30
May 18

We spend many years learning not to be creative

Three Fundamentals of Creative Thinking – by Alex Pearson

Believe in your Creativity.

We are all born creative, and then we spend many years learning not to be. Our world is perversely built to constrain creativity with its preference for exploitation over exploration. Our education system is test centric, risk avoiding and focuses more and more on the marginal and not the exceptional. There is growing avoidance of non-tested subjects such as the arts, music and social sciences, and less and less space for imagination. By the time we leave the school, most of us no longer trust in our creative capacity. But it is there, we just need to give it space.
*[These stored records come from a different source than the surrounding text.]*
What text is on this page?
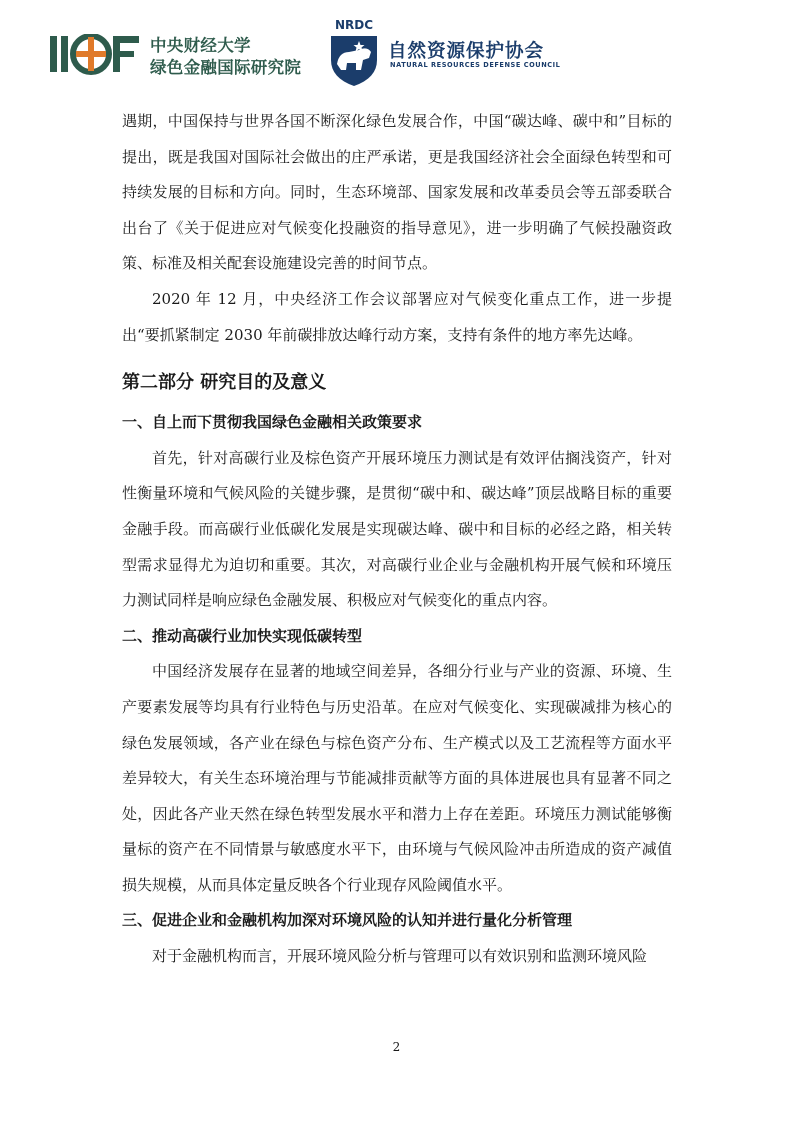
中央财经大学
绿色金融国际研究院
NRDC
自然资源保护协会
NATURAL RESOURCES DEFENSE COUNCIL

遇期，中国保持与世界各国不断深化绿色发展合作，中国“碳达峰、碳中和”目标的提出，既是我国对国际社会做出的庄严承诺，更是我国经济社会全面绿色转型和可持续发展的目标和方向。同时，生态环境部、国家发展和改革委员会等五部委联合出台了《关于促进应对气候变化投融资的指导意见》，进一步明确了气候投融资政策、标准及相关配套设施建设完善的时间节点。

2020 年 12 月，中央经济工作会议部署应对气候变化重点工作，进一步提出“要抓紧制定 2030 年前碳排放达峰行动方案，支持有条件的地方率先达峰。

第二部分 研究目的及意义
一、自上而下贯彻我国绿色金融相关政策要求

首先，针对高碳行业及棕色资产开展环境压力测试是有效评估搁浅资产，针对性衡量环境和气候风险的关键步骤，是贯彻“碳中和、碳达峰”顶层战略目标的重要金融手段。而高碳行业低碳化发展是实现碳达峰、碳中和目标的必经之路，相关转型需求显得尤为迫切和重要。其次，对高碳行业企业与金融机构开展气候和环境压力测试同样是响应绿色金融发展、积极应对气候变化的重点内容。

二、推动高碳行业加快实现低碳转型

中国经济发展存在显著的地域空间差异，各细分行业与产业的资源、环境、生产要素发展等均具有行业特色与历史沿革。在应对气候变化、实现碳减排为核心的绿色发展领域，各产业在绿色与棕色资产分布、生产模式以及工艺流程等方面水平差异较大，有关生态环境治理与节能减排贡献等方面的具体进展也具有显著不同之处，因此各产业天然在绿色转型发展水平和潜力上存在差距。环境压力测试能够衡量标的资产在不同情景与敏感度水平下，由环境与气候风险冲击所造成的资产减值损失规模，从而具体定量反映各个行业现存风险阈值水平。

三、促进企业和金融机构加深对环境风险的认知并进行量化分析管理

对于金融机构而言，开展环境风险分析与管理可以有效识别和监测环境风险

2
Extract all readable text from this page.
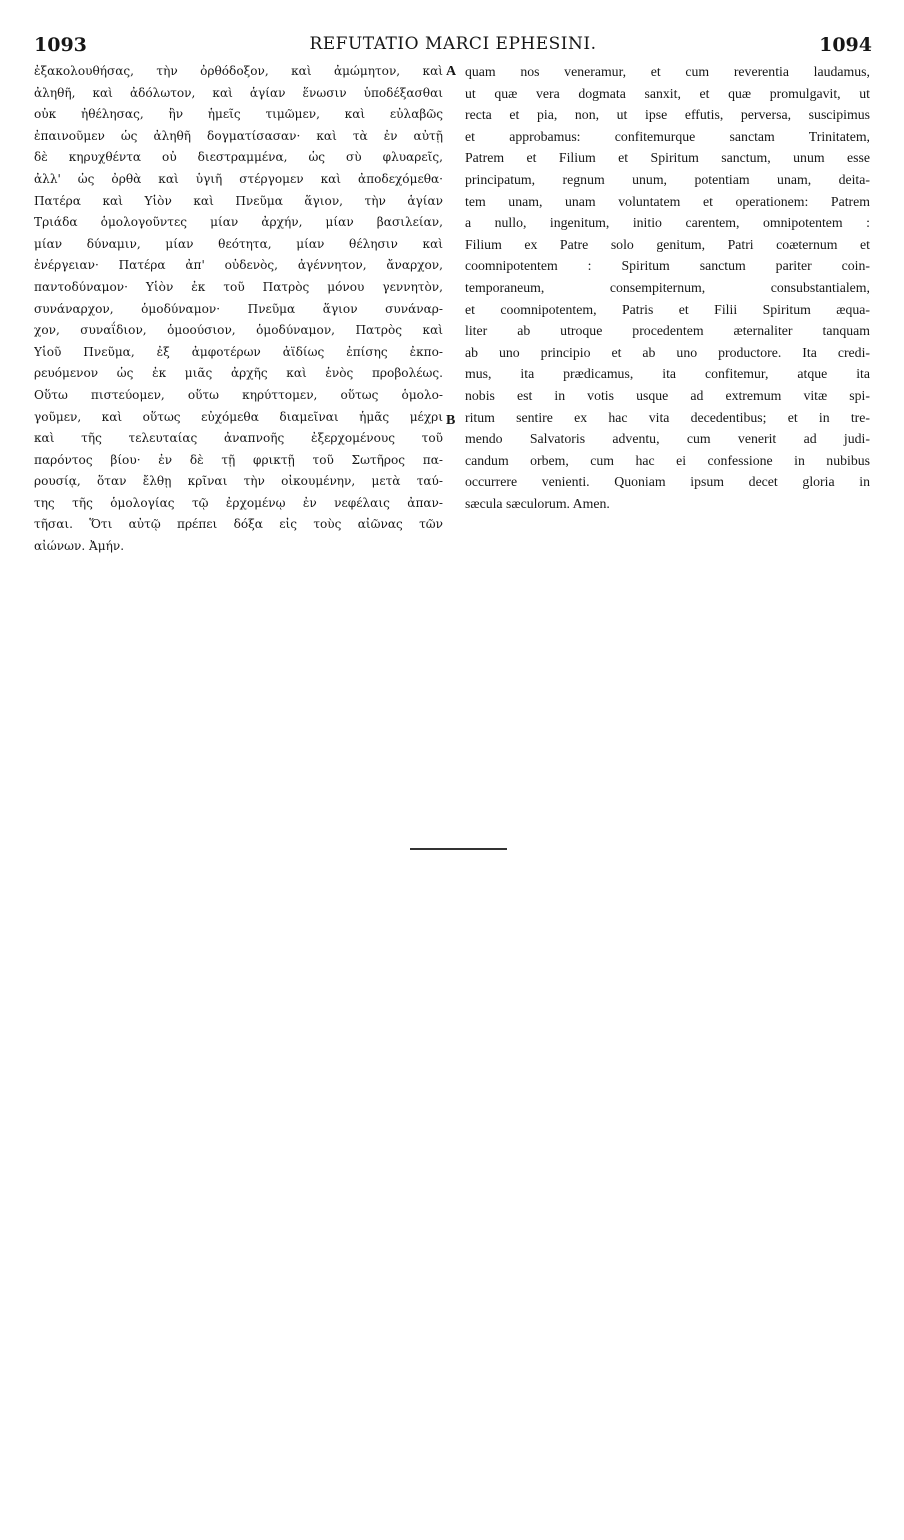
1093	REFUTATIO MARCI EPHESINI.	1094
ἐξακολουθήσας, τὴν ὀρθόδοξον, καὶ ἀμώμητον, καὶ
ἀληθῆ, καὶ ἀδόλωτον, καὶ ἁγίαν ἕνωσιν ὑποδέξασθαι
οὐκ ἠθέλησας, ἣν ἡμεῖς τιμῶμεν, καὶ εὐλαβῶς
ἐπαινοῦμεν ὡς ἀληθῆ δογματίσασαν· καὶ τὰ ἐν αὐτῇ
δὲ κηρυχθέντα οὐ διεστραμμένα, ὡς σὺ φλυαρεῖς,
ἀλλ' ὡς ὀρθὰ καὶ ὑγιῆ στέργομεν καὶ ἀποδεχόμεθα·
Πατέρα καὶ Υἱὸν καὶ Πνεῦμα ἅγιον, τὴν ἁγίαν
Τριάδα ὁμολογοῦντες μίαν ἀρχήν, μίαν βασιλείαν,
μίαν δύναμιν, μίαν θεότητα, μίαν θέλησιν καὶ
ἐνέργειαν· Πατέρα ἀπ' οὐδενὸς, ἀγέννητον, ἄναρχον,
παντοδύναμον· Υἱὸν ἐκ τοῦ Πατρὸς μόνου γεννητὸν,
συνάναρχον, ὁμοδύναμον· Πνεῦμα ἅγιον συνάναρ-
χον, συναΐδιον, ὁμοούσιον, ὁμοδύναμον, Πατρὸς καὶ
Υἱοῦ Πνεῦμα, ἐξ ἀμφοτέρων ἀϊδίως ἐπίσης ἐκπο-
ρευόμενον ὡς ἐκ μιᾶς ἀρχῆς καὶ ἑνὸς προβολέως.
Οὕτω πιστεύομεν, οὕτω κηρύττομεν, οὕτως ὁμολο-
γοῦμεν, καὶ οὕτως εὐχόμεθα διαμεῖναι ἡμᾶς μέχρι
καὶ τῆς τελευταίας ἀναπνοῆς ἐξερχομένους τοῦ
παρόντος βίου· ἐν δὲ τῇ φρικτῇ τοῦ Σωτῆρος πα-
ρουσίᾳ, ὅταν ἔλθῃ κρῖναι τὴν οἰκουμένην, μετὰ ταύ-
της τῆς ὁμολογίας τῷ ἐρχομένῳ ἐν νεφέλαις ἀπαν-
τῆσαι. Ὅτι αὐτῷ πρέπει δόξα εἰς τοὺς αἰῶνας τῶν
αἰώνων. Ἀμήν.
quam nos veneramur, et cum reverentia laudamus,
ut quæ vera dogmata sanxit, et quæ promulgavit, ut
recta et pia, non, ut ipse effutis, perversa, suscipimus
et approbamus: confitemurque sanctam Trinitatem,
Patrem et Filium et Spiritum sanctum, unum esse
principatum, regnum unum, potentiam unam, deita-
tem unam, unam voluntatem et operationem: Patrem
a nullo, ingenitum, initio carentem, omnipotentem :
Filium ex Patre solo genitum, Patri coæternum et
coomnipotentem : Spiritum sanctum pariter coin-
temporaneum, consempiternum, consubstantialem,
et coomnipotentem, Patris et Filii Spiritum æqua-
liter ab utroque procedentem æternaliter tanquam
ab uno principio et ab uno productore. Ita credi-
mus, ita prædicamus, ita confitemur, atque ita
nobis est in votis usque ad extremum vitæ spi-
ritum sentire ex hac vita decedentibus; et in tre-
mendo Salvatoris adventu, cum venerit ad judi-
candum orbem, cum hac ei confessione in nubibus
occurrere venienti. Quoniam ipsum decet gloria in
sæcula sæculorum. Amen.
A
B
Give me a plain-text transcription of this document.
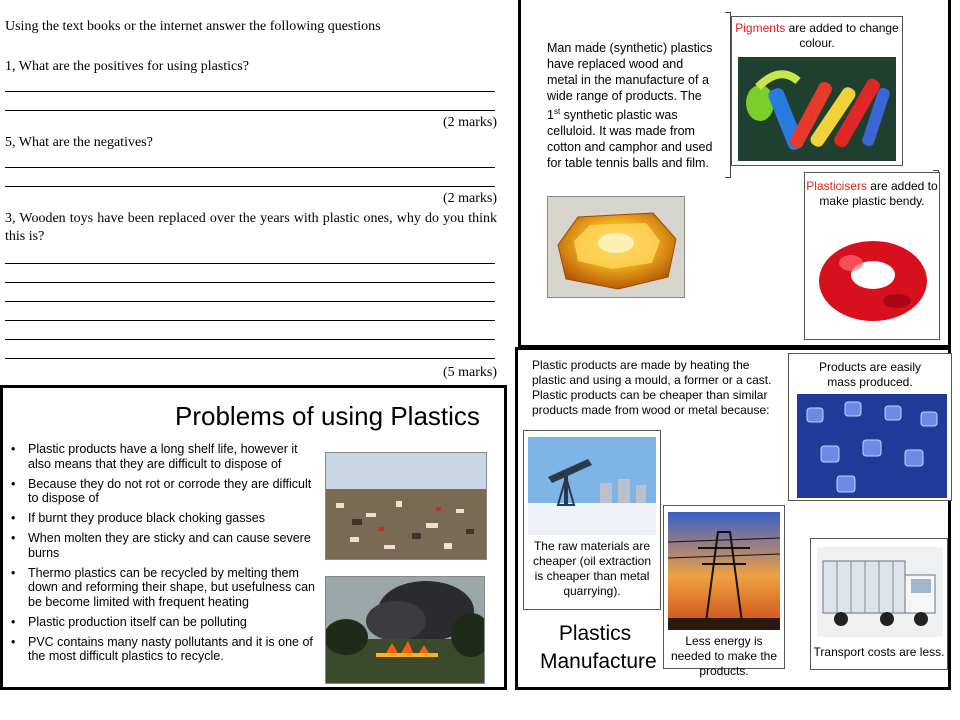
Using the text books or the internet answer the following questions
1, What are the positives for using plastics?
(2 marks)
5, What are the negatives?
(2 marks)
3, Wooden toys have been replaced over the years with plastic ones, why do you think this is?
(5 marks)
Man made (synthetic) plastics have replaced wood and metal in the manufacture of a wide range of products. The 1st synthetic plastic was celluloid. It was made from cotton and camphor and used for table tennis balls and film.
Pigments are added to change colour.
Plasticisers are added to make plastic bendy.
Problems of using Plastics
• Plastic products have a long shelf life, however it also means that they are difficult to dispose of
• Because they do not rot or corrode they are difficult to dispose of
• If burnt they produce black choking gasses
• When molten they are sticky and can cause severe burns
• Thermo plastics can be recycled by melting them down and reforming their shape, but usefulness can be become limited with frequent heating
• Plastic production itself can be polluting
• PVC contains many nasty pollutants and it is one of the most difficult plastics to recycle.
Plastic products are made by heating the plastic and using a mould, a former or a cast. Plastic products can be cheaper than similar products made from wood or metal because:
Products are easily mass produced.
The raw materials are cheaper (oil extraction is cheaper than metal quarrying).
Less energy is needed to make the products.
Transport costs are less.
Plastics Manufacture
So, step one is the most fundamental: Allow the creativity back in. Make a list of things that hinder your creativity and challenge yourself to remove these obstacles one by one. In my experience, you will find that the majority of the obstacles are self-imposed, and this brings good news – they are therefore removeable. Identifying them is key. Taking responsibility to remove them brings reward – huge satisfaction, and an unleashing of creative potential.

Feed your Brain.

Our brains are self-organising systems of epic proportion. Their job is to make our world simple so that we may achieve the mundane and the complicated. They are at work 24 hours a day, either in Task Mode – thinking, analysing, doing, achieving, or in Default Mode – sorting, clearing, organising and storing information. The Task Mode helps us do, the Default Mode helps us be.

To build creative muscle, our job is to stimulate new neural connections, and to expand the range of thoughts and ideas to develop an increasing capacity for creative thinking. So, feed your brain. Question. Link. Observe. Associate. Network. Experiment. Be curious. Do anything that will create new neural networks and new ideas. But also sleep, daydream, play, relax, to give your brain space to sort and clear, organise and store and prepare for yet more stimulation.

Give your Creativity Space.

As our neural tendrils spread and search to form new pathways, we need to give them space to crash and collide and to stimulate new thoughts and ideas. Our many years of learning how not to be creative have taught us to be critical and to self-censor before an idea has time to maturity. We analyse too early, pinching the new shoots before they have time to bloom.

We need to build new habits that allow space for exploration and idea generation before moving onto idea selection. Seed, nurture, grow, and then and only then harvest.